Ibrahim Mohamed tem 27 anos e vive há dois anos e meio nas Caldas. Veio da Eritreia e à Gazeta das Caldas contou que aqui encontrou a paz que não tem no seu país. “Estamos num regime cada vez mais ditatorial, com muita iliteracia”, explicou.
Saiu da Eritreia, onde deixou a família, e encaminhou-se para o Sudão, seguiu para a Líbia, onde viveu a pior parte da viagem. “Foi muito difícil, passei sete dias no deserto, sem beber água e sem comer”, disse. Depois entrou em Itália de barco e de lá veio para Portugal.

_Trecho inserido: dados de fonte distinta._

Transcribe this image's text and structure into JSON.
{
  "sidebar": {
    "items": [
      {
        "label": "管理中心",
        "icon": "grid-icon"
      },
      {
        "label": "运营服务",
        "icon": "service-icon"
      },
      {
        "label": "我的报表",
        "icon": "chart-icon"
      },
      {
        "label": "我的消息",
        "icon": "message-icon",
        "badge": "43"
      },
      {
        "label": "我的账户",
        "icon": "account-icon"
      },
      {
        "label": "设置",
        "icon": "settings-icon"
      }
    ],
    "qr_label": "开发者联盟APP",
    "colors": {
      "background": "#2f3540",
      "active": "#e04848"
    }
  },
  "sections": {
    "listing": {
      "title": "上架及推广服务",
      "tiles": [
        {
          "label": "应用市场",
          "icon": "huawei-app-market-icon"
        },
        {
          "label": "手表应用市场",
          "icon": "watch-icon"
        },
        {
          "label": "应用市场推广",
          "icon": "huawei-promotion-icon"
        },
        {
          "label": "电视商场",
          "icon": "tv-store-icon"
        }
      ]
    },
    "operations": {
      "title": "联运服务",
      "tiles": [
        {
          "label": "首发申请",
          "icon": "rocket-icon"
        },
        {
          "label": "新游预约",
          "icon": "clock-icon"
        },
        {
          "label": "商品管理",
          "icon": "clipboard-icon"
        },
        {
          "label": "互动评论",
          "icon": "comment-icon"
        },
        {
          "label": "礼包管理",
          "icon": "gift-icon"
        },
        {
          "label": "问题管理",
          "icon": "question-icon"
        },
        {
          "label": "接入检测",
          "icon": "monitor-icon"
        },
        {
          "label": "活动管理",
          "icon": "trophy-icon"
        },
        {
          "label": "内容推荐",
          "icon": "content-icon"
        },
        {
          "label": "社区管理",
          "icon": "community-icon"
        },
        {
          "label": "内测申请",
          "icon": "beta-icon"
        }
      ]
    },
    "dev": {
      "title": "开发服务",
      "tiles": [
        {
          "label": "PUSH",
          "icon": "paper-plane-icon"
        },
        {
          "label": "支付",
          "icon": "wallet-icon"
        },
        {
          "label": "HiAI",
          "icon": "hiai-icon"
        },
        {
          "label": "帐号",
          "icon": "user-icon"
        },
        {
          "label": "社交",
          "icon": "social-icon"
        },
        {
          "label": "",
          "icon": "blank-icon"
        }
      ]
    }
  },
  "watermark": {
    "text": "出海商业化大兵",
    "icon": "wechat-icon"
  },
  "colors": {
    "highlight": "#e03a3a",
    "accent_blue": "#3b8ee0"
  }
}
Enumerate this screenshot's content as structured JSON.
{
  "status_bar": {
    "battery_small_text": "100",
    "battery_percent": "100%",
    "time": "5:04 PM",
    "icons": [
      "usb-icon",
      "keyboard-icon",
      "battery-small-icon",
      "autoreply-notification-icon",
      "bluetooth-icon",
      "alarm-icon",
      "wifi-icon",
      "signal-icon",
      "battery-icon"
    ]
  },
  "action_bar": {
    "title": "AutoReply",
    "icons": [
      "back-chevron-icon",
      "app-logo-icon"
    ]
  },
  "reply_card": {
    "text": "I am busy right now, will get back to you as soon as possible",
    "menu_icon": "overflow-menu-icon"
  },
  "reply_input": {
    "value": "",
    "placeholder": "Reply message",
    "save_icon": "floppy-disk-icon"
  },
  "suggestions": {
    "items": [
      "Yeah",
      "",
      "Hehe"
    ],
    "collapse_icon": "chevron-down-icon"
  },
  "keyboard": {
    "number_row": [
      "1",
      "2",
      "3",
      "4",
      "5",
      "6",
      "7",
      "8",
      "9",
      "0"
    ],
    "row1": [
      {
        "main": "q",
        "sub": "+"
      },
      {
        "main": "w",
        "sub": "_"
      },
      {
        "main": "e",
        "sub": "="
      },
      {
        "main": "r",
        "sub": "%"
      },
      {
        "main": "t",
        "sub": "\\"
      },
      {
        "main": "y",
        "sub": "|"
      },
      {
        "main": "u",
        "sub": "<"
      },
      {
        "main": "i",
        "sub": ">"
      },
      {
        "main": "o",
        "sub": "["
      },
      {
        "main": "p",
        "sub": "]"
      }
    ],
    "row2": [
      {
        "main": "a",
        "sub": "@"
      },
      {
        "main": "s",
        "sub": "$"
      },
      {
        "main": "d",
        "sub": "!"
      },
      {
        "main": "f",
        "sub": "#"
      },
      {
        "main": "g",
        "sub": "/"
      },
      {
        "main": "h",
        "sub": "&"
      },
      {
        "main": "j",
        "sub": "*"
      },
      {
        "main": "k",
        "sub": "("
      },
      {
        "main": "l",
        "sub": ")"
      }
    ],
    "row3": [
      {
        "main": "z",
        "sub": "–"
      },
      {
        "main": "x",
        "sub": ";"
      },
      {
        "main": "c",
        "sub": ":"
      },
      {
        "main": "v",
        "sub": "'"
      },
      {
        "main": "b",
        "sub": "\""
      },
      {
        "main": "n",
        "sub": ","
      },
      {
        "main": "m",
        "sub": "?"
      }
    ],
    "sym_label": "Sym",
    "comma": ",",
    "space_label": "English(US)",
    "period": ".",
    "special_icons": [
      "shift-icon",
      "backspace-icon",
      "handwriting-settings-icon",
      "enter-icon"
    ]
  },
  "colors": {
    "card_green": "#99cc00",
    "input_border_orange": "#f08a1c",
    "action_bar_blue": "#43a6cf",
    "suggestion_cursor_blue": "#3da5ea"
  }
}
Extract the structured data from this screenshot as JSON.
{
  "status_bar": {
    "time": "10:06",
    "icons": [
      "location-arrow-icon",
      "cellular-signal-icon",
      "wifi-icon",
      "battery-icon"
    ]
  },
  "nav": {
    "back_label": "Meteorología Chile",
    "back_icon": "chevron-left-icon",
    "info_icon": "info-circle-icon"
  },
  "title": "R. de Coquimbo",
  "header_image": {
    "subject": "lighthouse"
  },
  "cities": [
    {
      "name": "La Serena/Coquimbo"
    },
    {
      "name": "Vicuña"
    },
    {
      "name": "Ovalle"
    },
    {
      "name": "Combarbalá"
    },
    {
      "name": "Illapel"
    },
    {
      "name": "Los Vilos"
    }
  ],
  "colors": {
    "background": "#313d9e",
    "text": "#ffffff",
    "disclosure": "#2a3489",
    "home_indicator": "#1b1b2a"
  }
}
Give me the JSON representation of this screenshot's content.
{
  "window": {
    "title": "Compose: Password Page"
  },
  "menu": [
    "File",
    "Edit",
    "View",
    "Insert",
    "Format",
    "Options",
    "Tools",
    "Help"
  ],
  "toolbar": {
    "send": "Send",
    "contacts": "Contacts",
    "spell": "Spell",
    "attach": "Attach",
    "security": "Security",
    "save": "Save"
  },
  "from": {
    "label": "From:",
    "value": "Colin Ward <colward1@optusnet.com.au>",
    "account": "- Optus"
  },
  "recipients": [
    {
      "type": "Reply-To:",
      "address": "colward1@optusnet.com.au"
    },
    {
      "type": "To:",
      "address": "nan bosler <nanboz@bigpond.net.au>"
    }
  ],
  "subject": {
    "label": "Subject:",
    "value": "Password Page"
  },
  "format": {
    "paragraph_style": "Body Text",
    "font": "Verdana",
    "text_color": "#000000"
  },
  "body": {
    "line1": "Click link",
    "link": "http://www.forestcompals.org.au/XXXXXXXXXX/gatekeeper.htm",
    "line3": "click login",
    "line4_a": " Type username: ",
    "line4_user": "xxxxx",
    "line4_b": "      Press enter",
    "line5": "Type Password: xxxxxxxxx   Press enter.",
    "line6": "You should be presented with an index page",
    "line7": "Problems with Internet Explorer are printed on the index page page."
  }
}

Nas Caldas aprendeu a língua portuguesa e encontrou trabalho a apanhar morangos no Bouro.
Ibrahim faz questão de “agradecer as estas pessoas, especialmente ao Filipe, que nos tem acompanhado e que é muito bom para nós”. Trata-se de Filipe Vinhinha, responsável pela integração dos refugiados na Cruz Vermelha das Caldas.
Filipe Vinhinha realçou que a sociedade local tem estado “aberta a recebê-los, o que torna a integração mais fácil”. A facilidade em encontrar trabalho, a maioria na agricultura, é fulcral nessa integração.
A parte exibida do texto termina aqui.